Our executive officers, directors and principal stockholders maintain the ability to exert substantial influence over all matters submitted to stockholders for approval.

 

Our executive officers, directors and principal stockholders beneficially own shares representing approximately 18.5% of our outstanding capital stock. As a result, if these stockholders were to choose to act together, they would be able to exert substantial influence over all matters submitted to our stockholders for approval, as well as our management and affairs. For example, these persons, if they choose to act together, would exert substantial influence over the election of directors and approval of any merger, consolidation or sale of all or substantially all of our assets. This concentration of voting power could delay or prevent an acquisition of our company on terms that other stockholders may desire.

 

Provisions in our corporate charter documents and under Delaware law could make an acquisition of us, which may be beneficial to our stockholders, more difficult and may prevent attempts by our stockholders to replace or remove our current management.

 

Provisions in our corporate charter and our bylaws may discourage, delay or prevent a merger, acquisition or other change in control of us that stockholders may consider favorable, including transactions in which they might otherwise receive a premium for their shares.
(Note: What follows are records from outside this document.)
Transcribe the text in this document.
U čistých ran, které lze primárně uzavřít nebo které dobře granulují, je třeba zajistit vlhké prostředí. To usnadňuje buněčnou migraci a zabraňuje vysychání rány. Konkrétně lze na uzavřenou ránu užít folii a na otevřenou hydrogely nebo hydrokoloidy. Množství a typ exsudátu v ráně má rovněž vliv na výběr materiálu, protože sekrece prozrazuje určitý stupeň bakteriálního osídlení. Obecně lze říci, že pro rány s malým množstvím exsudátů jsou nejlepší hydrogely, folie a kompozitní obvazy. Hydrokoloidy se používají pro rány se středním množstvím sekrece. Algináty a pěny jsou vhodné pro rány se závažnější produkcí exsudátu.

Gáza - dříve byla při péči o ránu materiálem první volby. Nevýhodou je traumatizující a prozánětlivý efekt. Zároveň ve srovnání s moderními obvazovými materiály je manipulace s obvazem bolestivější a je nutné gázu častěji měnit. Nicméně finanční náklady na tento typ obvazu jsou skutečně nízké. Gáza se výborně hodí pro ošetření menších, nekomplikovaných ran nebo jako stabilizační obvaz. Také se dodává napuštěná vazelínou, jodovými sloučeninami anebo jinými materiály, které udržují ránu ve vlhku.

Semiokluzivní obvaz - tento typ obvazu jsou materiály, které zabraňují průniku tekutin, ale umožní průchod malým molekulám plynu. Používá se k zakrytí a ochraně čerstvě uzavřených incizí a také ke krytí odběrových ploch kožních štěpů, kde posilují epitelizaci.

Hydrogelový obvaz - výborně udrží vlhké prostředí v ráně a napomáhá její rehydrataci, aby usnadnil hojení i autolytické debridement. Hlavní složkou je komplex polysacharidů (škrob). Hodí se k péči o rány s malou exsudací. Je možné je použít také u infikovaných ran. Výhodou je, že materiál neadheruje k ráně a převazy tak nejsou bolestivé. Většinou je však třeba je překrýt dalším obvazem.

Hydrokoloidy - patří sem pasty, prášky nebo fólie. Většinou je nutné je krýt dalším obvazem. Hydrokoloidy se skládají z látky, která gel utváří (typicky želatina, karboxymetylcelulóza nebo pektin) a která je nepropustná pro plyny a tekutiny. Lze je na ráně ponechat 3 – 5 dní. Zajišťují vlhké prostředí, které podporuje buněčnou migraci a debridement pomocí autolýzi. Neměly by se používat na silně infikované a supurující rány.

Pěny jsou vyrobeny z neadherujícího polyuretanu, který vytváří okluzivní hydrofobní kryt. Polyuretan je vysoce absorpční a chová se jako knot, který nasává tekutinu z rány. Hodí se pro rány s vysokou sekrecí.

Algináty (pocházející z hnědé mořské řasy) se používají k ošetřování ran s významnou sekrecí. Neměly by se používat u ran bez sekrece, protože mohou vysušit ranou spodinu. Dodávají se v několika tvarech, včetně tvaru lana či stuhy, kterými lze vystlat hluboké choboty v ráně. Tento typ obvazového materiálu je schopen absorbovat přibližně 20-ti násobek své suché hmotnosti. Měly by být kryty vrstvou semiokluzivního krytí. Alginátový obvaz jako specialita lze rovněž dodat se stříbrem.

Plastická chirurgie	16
These provisions could also limit the price that investors might be willing to pay in the future for shares of our common stock, thereby depressing the market price of our common stock. Among other things, these provisions:

 

·                   establish a classified board of directors such that not all members of the board are elected at one time;

 

·                   allow the authorized number of our directors to be changed only by resolution of our board of directors;

 

·                   limit the manner in which stockholders can remove directors from the board;

 

·                   establish advance notice requirements for stockholder proposals that can be acted on at stockholder meetings and nominations to our board of directors;

 

·                   require that stockholder actions must be affected at a duly called stockholder meeting and prohibit actions by our stockholders by written consent;

 

·                   limit who may call special stockholder meetings and the matters transacted at such meetings;

 

·                   authorize our board of directors to issue preferred stock without stockholder approval, which could be used to institute a “poison pill” that would work to dilute the stock ownership of a potential hostile acquirer, effectively preventing acquisitions that have not been approved by our board of directors; and

 

·                   require the approval of the holders of at least 75% of the votes that all our stockholders would be entitled to cast to amend or repeal certain provisions of our charter or bylaws.

 

Moreover, because we are incorporated in Delaware, we are governed by the provisions of Section 203 of the Delaware General Corporation Law, which prohibits a person who owns in excess of 15% of our outstanding voting stock from merging or combining with us for a period of three years after the date of the transaction in which the person acquired in excess of 15% of our outstanding voting stock, unless the merger or combination is approved in a prescribed manner. Any provision in our corporate charter or our bylaws or Delaware law that has the effect of delaying or deterring a change in control could limit the opportunity for our stockholders to receive a premium for their shares of our common stock, and could also affect the price that some investors are willing to pay for our common stock.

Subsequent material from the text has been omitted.